The chairwoman of the National Mediation Board has sharply criticized the federal agency's proposal to change a decades-old election rule that would make it easier for airline and railway employees to unionize, exposing a sharp rift at the agency's three-person board, reports the Wall Street Journal.
In a letter sent to more than a dozen Republican senators Monday, NMB Chairwoman Elizabeth Dougherty said the process by which the proposal was drafted by her two colleagues is "flawed," and she questioned whether the agency had the authority to make such a rule change.
The NMB sent a proposed change to the Federal Register on Thursday that would lower the bar for unionizing at airlines and railroad companies. It is expected to be published in the Federal Register Monday or Tuesday and be subject to a 60-day comment period before it could be implemented.
Organized labor has been pushing for the change, but U.S. airlines oppose it -- including Delta Air Lines Inc. and Continental Airlines Inc., which are both preparing for large unionization votes.

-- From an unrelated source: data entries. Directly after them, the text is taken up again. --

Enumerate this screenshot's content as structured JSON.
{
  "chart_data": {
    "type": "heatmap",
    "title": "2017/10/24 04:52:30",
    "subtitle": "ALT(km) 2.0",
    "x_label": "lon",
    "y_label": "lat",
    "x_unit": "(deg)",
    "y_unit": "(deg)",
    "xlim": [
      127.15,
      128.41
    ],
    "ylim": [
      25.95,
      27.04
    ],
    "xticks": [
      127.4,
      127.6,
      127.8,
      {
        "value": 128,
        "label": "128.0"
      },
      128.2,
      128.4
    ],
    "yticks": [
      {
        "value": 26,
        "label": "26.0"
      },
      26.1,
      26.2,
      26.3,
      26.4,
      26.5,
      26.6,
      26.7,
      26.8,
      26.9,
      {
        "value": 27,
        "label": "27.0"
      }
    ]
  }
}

That sets the stage for a battle that could spill into Congress or the courts. As such, the proposal also is shaping up as a litmus test on whether recent Obama administration appointees at key regulatory agencies will be able to shift from Bush-era labor policies to create a friendlier environment for unions.
Earlier this year, the White House named Linda Puchala, a former leader of a flight-attendant union, to the mediation board, succeeding Read Van de Water, a former lobbyist for Northwest Airlines. Two of the three board members are now former labor leaders.

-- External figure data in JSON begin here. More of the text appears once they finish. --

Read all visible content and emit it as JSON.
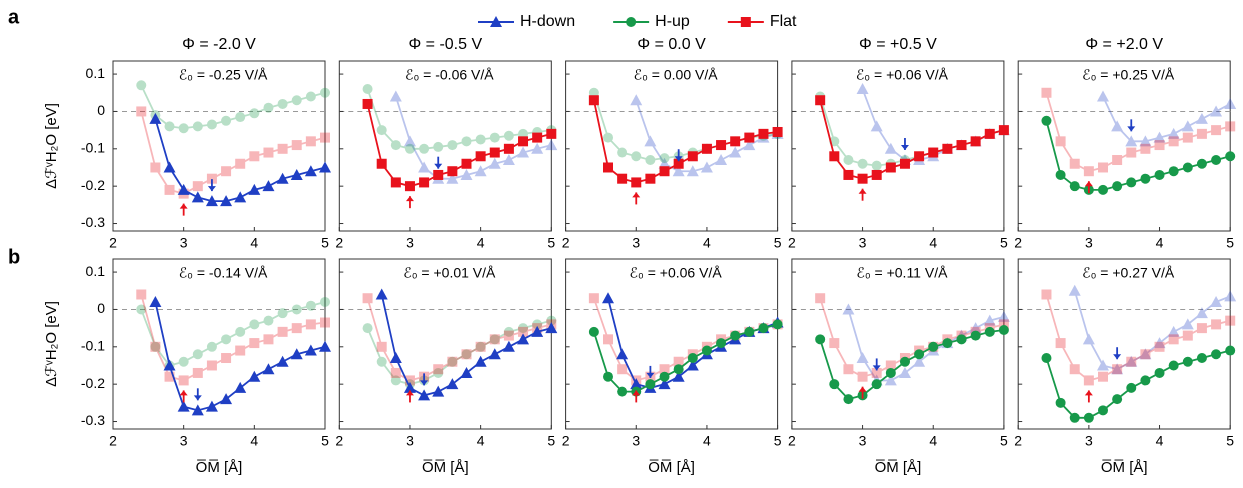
{
  "panel_labels": [
    "a",
    "b"
  ],
  "legend": [
    {
      "name": "H-down",
      "color": "#1f3fc4",
      "marker": "triangle"
    },
    {
      "name": "H-up",
      "color": "#17994a",
      "marker": "circle"
    },
    {
      "name": "Flat",
      "color": "#e8121c",
      "marker": "square"
    }
  ],
  "chart_data": [
    {
      "type": "line",
      "title": "Φ = -2.0 V",
      "annotation": "ℰ₀ = -0.25 V/Å",
      "ylabel": "ΔℱᵛH₂O [eV]",
      "x": [
        2.4,
        2.6,
        2.8,
        3.0,
        3.2,
        3.4,
        3.6,
        3.8,
        4.0,
        4.2,
        4.4,
        4.6,
        4.8,
        5.0
      ],
      "xlim": [
        2,
        5
      ],
      "xticks": [
        2,
        3,
        4,
        5
      ],
      "ylim": [
        -0.32,
        0.135
      ],
      "yticks": [
        0.1,
        0,
        -0.1,
        -0.2,
        -0.3
      ],
      "hline": 0,
      "series": [
        {
          "emphasis": true,
          "values": [
            null,
            -0.02,
            -0.15,
            -0.21,
            -0.23,
            -0.24,
            -0.24,
            -0.23,
            -0.21,
            -0.2,
            -0.18,
            -0.17,
            -0.16,
            -0.15
          ]
        },
        {
          "emphasis": false,
          "values": [
            0.07,
            -0.01,
            -0.04,
            -0.045,
            -0.04,
            -0.035,
            -0.025,
            -0.015,
            -0.005,
            0.01,
            0.02,
            0.03,
            0.04,
            0.05
          ]
        },
        {
          "emphasis": false,
          "values": [
            0.0,
            -0.15,
            -0.21,
            -0.22,
            -0.2,
            -0.18,
            -0.16,
            -0.14,
            -0.12,
            -0.11,
            -0.1,
            -0.09,
            -0.08,
            -0.07
          ]
        }
      ]
    },
    {
      "type": "line",
      "title": "Φ = -0.5 V",
      "annotation": "ℰ₀ = -0.06 V/Å",
      "x": [
        2.4,
        2.6,
        2.8,
        3.0,
        3.2,
        3.4,
        3.6,
        3.8,
        4.0,
        4.2,
        4.4,
        4.6,
        4.8,
        5.0
      ],
      "xlim": [
        2,
        5
      ],
      "xticks": [
        2,
        3,
        4,
        5
      ],
      "ylim": [
        -0.32,
        0.135
      ],
      "yticks": [
        0.1,
        0,
        -0.1,
        -0.2,
        -0.3
      ],
      "hline": 0,
      "series": [
        {
          "emphasis": false,
          "values": [
            null,
            null,
            0.04,
            -0.08,
            -0.15,
            -0.18,
            -0.18,
            -0.17,
            -0.16,
            -0.14,
            -0.13,
            -0.11,
            -0.1,
            -0.09
          ]
        },
        {
          "emphasis": false,
          "values": [
            0.06,
            -0.05,
            -0.09,
            -0.1,
            -0.1,
            -0.095,
            -0.09,
            -0.08,
            -0.075,
            -0.07,
            -0.065,
            -0.06,
            -0.055,
            -0.05
          ]
        },
        {
          "emphasis": true,
          "values": [
            0.02,
            -0.14,
            -0.19,
            -0.2,
            -0.19,
            -0.17,
            -0.16,
            -0.14,
            -0.12,
            -0.11,
            -0.1,
            -0.08,
            -0.07,
            -0.06
          ]
        }
      ]
    },
    {
      "type": "line",
      "title": "Φ = 0.0 V",
      "annotation": "ℰ₀ = 0.00 V/Å",
      "x": [
        2.4,
        2.6,
        2.8,
        3.0,
        3.2,
        3.4,
        3.6,
        3.8,
        4.0,
        4.2,
        4.4,
        4.6,
        4.8,
        5.0
      ],
      "xlim": [
        2,
        5
      ],
      "xticks": [
        2,
        3,
        4,
        5
      ],
      "ylim": [
        -0.32,
        0.135
      ],
      "yticks": [
        0.1,
        0,
        -0.1,
        -0.2,
        -0.3
      ],
      "hline": 0,
      "series": [
        {
          "emphasis": false,
          "values": [
            null,
            null,
            null,
            0.03,
            -0.08,
            -0.14,
            -0.16,
            -0.16,
            -0.15,
            -0.13,
            -0.11,
            -0.09,
            -0.07,
            -0.06
          ]
        },
        {
          "emphasis": false,
          "values": [
            0.05,
            -0.07,
            -0.11,
            -0.12,
            -0.13,
            -0.125,
            -0.12,
            -0.11,
            -0.1,
            -0.09,
            -0.08,
            -0.07,
            -0.065,
            -0.06
          ]
        },
        {
          "emphasis": true,
          "values": [
            0.03,
            -0.15,
            -0.18,
            -0.19,
            -0.18,
            -0.16,
            -0.14,
            -0.12,
            -0.1,
            -0.09,
            -0.08,
            -0.07,
            -0.06,
            -0.055
          ]
        }
      ]
    },
    {
      "type": "line",
      "title": "Φ = +0.5 V",
      "annotation": "ℰ₀ = +0.06 V/Å",
      "x": [
        2.4,
        2.6,
        2.8,
        3.0,
        3.2,
        3.4,
        3.6,
        3.8,
        4.0,
        4.2,
        4.4,
        4.6,
        4.8,
        5.0
      ],
      "xlim": [
        2,
        5
      ],
      "xticks": [
        2,
        3,
        4,
        5
      ],
      "ylim": [
        -0.32,
        0.135
      ],
      "yticks": [
        0.1,
        0,
        -0.1,
        -0.2,
        -0.3
      ],
      "hline": 0,
      "series": [
        {
          "emphasis": false,
          "values": [
            null,
            null,
            null,
            0.06,
            -0.04,
            -0.1,
            -0.13,
            -0.13,
            -0.12,
            -0.1,
            -0.09,
            -0.08,
            -0.06,
            -0.05
          ]
        },
        {
          "emphasis": false,
          "values": [
            0.04,
            -0.08,
            -0.13,
            -0.14,
            -0.145,
            -0.14,
            -0.13,
            -0.12,
            -0.11,
            -0.1,
            -0.09,
            -0.08,
            -0.06,
            -0.05
          ]
        },
        {
          "emphasis": true,
          "values": [
            0.03,
            -0.12,
            -0.17,
            -0.18,
            -0.17,
            -0.15,
            -0.14,
            -0.12,
            -0.11,
            -0.1,
            -0.09,
            -0.08,
            -0.06,
            -0.05
          ]
        }
      ]
    },
    {
      "type": "line",
      "title": "Φ = +2.0 V",
      "annotation": "ℰ₀ = +0.25 V/Å",
      "x": [
        2.4,
        2.6,
        2.8,
        3.0,
        3.2,
        3.4,
        3.6,
        3.8,
        4.0,
        4.2,
        4.4,
        4.6,
        4.8,
        5.0
      ],
      "xlim": [
        2,
        5
      ],
      "xticks": [
        2,
        3,
        4,
        5
      ],
      "ylim": [
        -0.32,
        0.135
      ],
      "yticks": [
        0.1,
        0,
        -0.1,
        -0.2,
        -0.3
      ],
      "hline": 0,
      "series": [
        {
          "emphasis": false,
          "values": [
            null,
            null,
            null,
            null,
            0.04,
            -0.04,
            -0.08,
            -0.08,
            -0.07,
            -0.06,
            -0.04,
            -0.02,
            0.0,
            0.02
          ]
        },
        {
          "emphasis": true,
          "values": [
            -0.025,
            -0.17,
            -0.2,
            -0.21,
            -0.21,
            -0.2,
            -0.19,
            -0.18,
            -0.17,
            -0.16,
            -0.15,
            -0.14,
            -0.13,
            -0.12
          ]
        },
        {
          "emphasis": false,
          "values": [
            0.05,
            -0.08,
            -0.14,
            -0.16,
            -0.15,
            -0.13,
            -0.11,
            -0.1,
            -0.09,
            -0.08,
            -0.07,
            -0.06,
            -0.05,
            -0.04
          ]
        }
      ]
    },
    {
      "type": "line",
      "annotation": "ℰ₀ = -0.14 V/Å",
      "ylabel": "ΔℱᵛH₂O [eV]",
      "xlabel": "O̅M̅ [Å]",
      "x": [
        2.4,
        2.6,
        2.8,
        3.0,
        3.2,
        3.4,
        3.6,
        3.8,
        4.0,
        4.2,
        4.4,
        4.6,
        4.8,
        5.0
      ],
      "xlim": [
        2,
        5
      ],
      "xticks": [
        2,
        3,
        4,
        5
      ],
      "ylim": [
        -0.32,
        0.135
      ],
      "yticks": [
        0.1,
        0,
        -0.1,
        -0.2,
        -0.3
      ],
      "hline": 0,
      "series": [
        {
          "emphasis": true,
          "values": [
            null,
            0.02,
            -0.15,
            -0.26,
            -0.27,
            -0.26,
            -0.24,
            -0.21,
            -0.18,
            -0.16,
            -0.14,
            -0.12,
            -0.11,
            -0.1
          ]
        },
        {
          "emphasis": false,
          "values": [
            0.0,
            -0.1,
            -0.15,
            -0.14,
            -0.12,
            -0.1,
            -0.08,
            -0.06,
            -0.04,
            -0.03,
            -0.01,
            0.0,
            0.01,
            0.02
          ]
        },
        {
          "emphasis": false,
          "values": [
            0.04,
            -0.1,
            -0.18,
            -0.19,
            -0.17,
            -0.15,
            -0.13,
            -0.11,
            -0.09,
            -0.08,
            -0.06,
            -0.05,
            -0.04,
            -0.035
          ]
        }
      ]
    },
    {
      "type": "line",
      "annotation": "ℰ₀ = +0.01 V/Å",
      "xlabel": "O̅M̅ [Å]",
      "x": [
        2.4,
        2.6,
        2.8,
        3.0,
        3.2,
        3.4,
        3.6,
        3.8,
        4.0,
        4.2,
        4.4,
        4.6,
        4.8,
        5.0
      ],
      "xlim": [
        2,
        5
      ],
      "xticks": [
        2,
        3,
        4,
        5
      ],
      "ylim": [
        -0.32,
        0.135
      ],
      "yticks": [
        0.1,
        0,
        -0.1,
        -0.2,
        -0.3
      ],
      "hline": 0,
      "series": [
        {
          "emphasis": true,
          "values": [
            null,
            0.04,
            -0.13,
            -0.21,
            -0.23,
            -0.22,
            -0.2,
            -0.17,
            -0.14,
            -0.12,
            -0.1,
            -0.08,
            -0.06,
            -0.05
          ]
        },
        {
          "emphasis": false,
          "values": [
            -0.05,
            -0.14,
            -0.19,
            -0.2,
            -0.19,
            -0.17,
            -0.14,
            -0.12,
            -0.1,
            -0.08,
            -0.06,
            -0.05,
            -0.04,
            -0.03
          ]
        },
        {
          "emphasis": false,
          "values": [
            0.03,
            -0.1,
            -0.17,
            -0.19,
            -0.18,
            -0.16,
            -0.14,
            -0.12,
            -0.1,
            -0.08,
            -0.07,
            -0.06,
            -0.05,
            -0.04
          ]
        }
      ]
    },
    {
      "type": "line",
      "annotation": "ℰ₀ = +0.06 V/Å",
      "xlabel": "O̅M̅ [Å]",
      "x": [
        2.4,
        2.6,
        2.8,
        3.0,
        3.2,
        3.4,
        3.6,
        3.8,
        4.0,
        4.2,
        4.4,
        4.6,
        4.8,
        5.0
      ],
      "xlim": [
        2,
        5
      ],
      "xticks": [
        2,
        3,
        4,
        5
      ],
      "ylim": [
        -0.32,
        0.135
      ],
      "yticks": [
        0.1,
        0,
        -0.1,
        -0.2,
        -0.3
      ],
      "hline": 0,
      "series": [
        {
          "emphasis": true,
          "values": [
            null,
            0.03,
            -0.12,
            -0.2,
            -0.21,
            -0.2,
            -0.18,
            -0.15,
            -0.12,
            -0.1,
            -0.08,
            -0.06,
            -0.05,
            -0.035
          ]
        },
        {
          "emphasis": true,
          "values": [
            -0.06,
            -0.18,
            -0.22,
            -0.22,
            -0.2,
            -0.18,
            -0.16,
            -0.13,
            -0.11,
            -0.09,
            -0.07,
            -0.06,
            -0.05,
            -0.04
          ]
        },
        {
          "emphasis": false,
          "values": [
            0.03,
            -0.08,
            -0.16,
            -0.19,
            -0.18,
            -0.16,
            -0.14,
            -0.12,
            -0.1,
            -0.08,
            -0.07,
            -0.06,
            -0.05,
            -0.04
          ]
        }
      ]
    },
    {
      "type": "line",
      "annotation": "ℰ₀ = +0.11 V/Å",
      "xlabel": "O̅M̅ [Å]",
      "x": [
        2.4,
        2.6,
        2.8,
        3.0,
        3.2,
        3.4,
        3.6,
        3.8,
        4.0,
        4.2,
        4.4,
        4.6,
        4.8,
        5.0
      ],
      "xlim": [
        2,
        5
      ],
      "xticks": [
        2,
        3,
        4,
        5
      ],
      "ylim": [
        -0.32,
        0.135
      ],
      "yticks": [
        0.1,
        0,
        -0.1,
        -0.2,
        -0.3
      ],
      "hline": 0,
      "series": [
        {
          "emphasis": false,
          "values": [
            null,
            null,
            0.0,
            -0.13,
            -0.19,
            -0.19,
            -0.17,
            -0.14,
            -0.11,
            -0.09,
            -0.07,
            -0.05,
            -0.03,
            -0.02
          ]
        },
        {
          "emphasis": true,
          "values": [
            -0.08,
            -0.2,
            -0.24,
            -0.23,
            -0.2,
            -0.17,
            -0.14,
            -0.12,
            -0.1,
            -0.09,
            -0.08,
            -0.07,
            -0.06,
            -0.055
          ]
        },
        {
          "emphasis": false,
          "values": [
            0.03,
            -0.09,
            -0.16,
            -0.18,
            -0.17,
            -0.15,
            -0.13,
            -0.11,
            -0.1,
            -0.08,
            -0.07,
            -0.06,
            -0.05,
            -0.04
          ]
        }
      ]
    },
    {
      "type": "line",
      "annotation": "ℰ₀ = +0.27 V/Å",
      "xlabel": "O̅M̅ [Å]",
      "x": [
        2.4,
        2.6,
        2.8,
        3.0,
        3.2,
        3.4,
        3.6,
        3.8,
        4.0,
        4.2,
        4.4,
        4.6,
        4.8,
        5.0
      ],
      "xlim": [
        2,
        5
      ],
      "xticks": [
        2,
        3,
        4,
        5
      ],
      "ylim": [
        -0.32,
        0.135
      ],
      "yticks": [
        0.1,
        0,
        -0.1,
        -0.2,
        -0.3
      ],
      "hline": 0,
      "series": [
        {
          "emphasis": false,
          "values": [
            null,
            null,
            0.05,
            -0.08,
            -0.15,
            -0.16,
            -0.14,
            -0.12,
            -0.09,
            -0.06,
            -0.04,
            -0.01,
            0.02,
            0.035
          ]
        },
        {
          "emphasis": true,
          "values": [
            -0.13,
            -0.25,
            -0.29,
            -0.29,
            -0.27,
            -0.24,
            -0.21,
            -0.19,
            -0.17,
            -0.15,
            -0.14,
            -0.13,
            -0.12,
            -0.11
          ]
        },
        {
          "emphasis": false,
          "values": [
            0.04,
            -0.09,
            -0.16,
            -0.19,
            -0.18,
            -0.16,
            -0.14,
            -0.12,
            -0.1,
            -0.08,
            -0.07,
            -0.05,
            -0.04,
            -0.03
          ]
        }
      ]
    }
  ]
}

Ms. Dougherty is a registered Republican who served as a labor adviser to former President George W. Bush earlier this decade.
The NMB oversees labor relations at companies -- mostly airlines and railroads -- that are governed by the Railway Labor Act of 1926.
Under a 75-year-old interpretation of the Act, any employees who don't vote on whether to create a union are counted as "no" votes. That means a union can't be approved without a full majority of all employees voting in favor of it.
Most other companies fall under the National Labor Relations Act. Under that law, a union can be created as long as a majority of all votes cast are in favor of collective bargaining. In such elections, nonvotes don't count either way.
(The preceding article was published Nov. 2, 2009, by the Wall Street Journal.)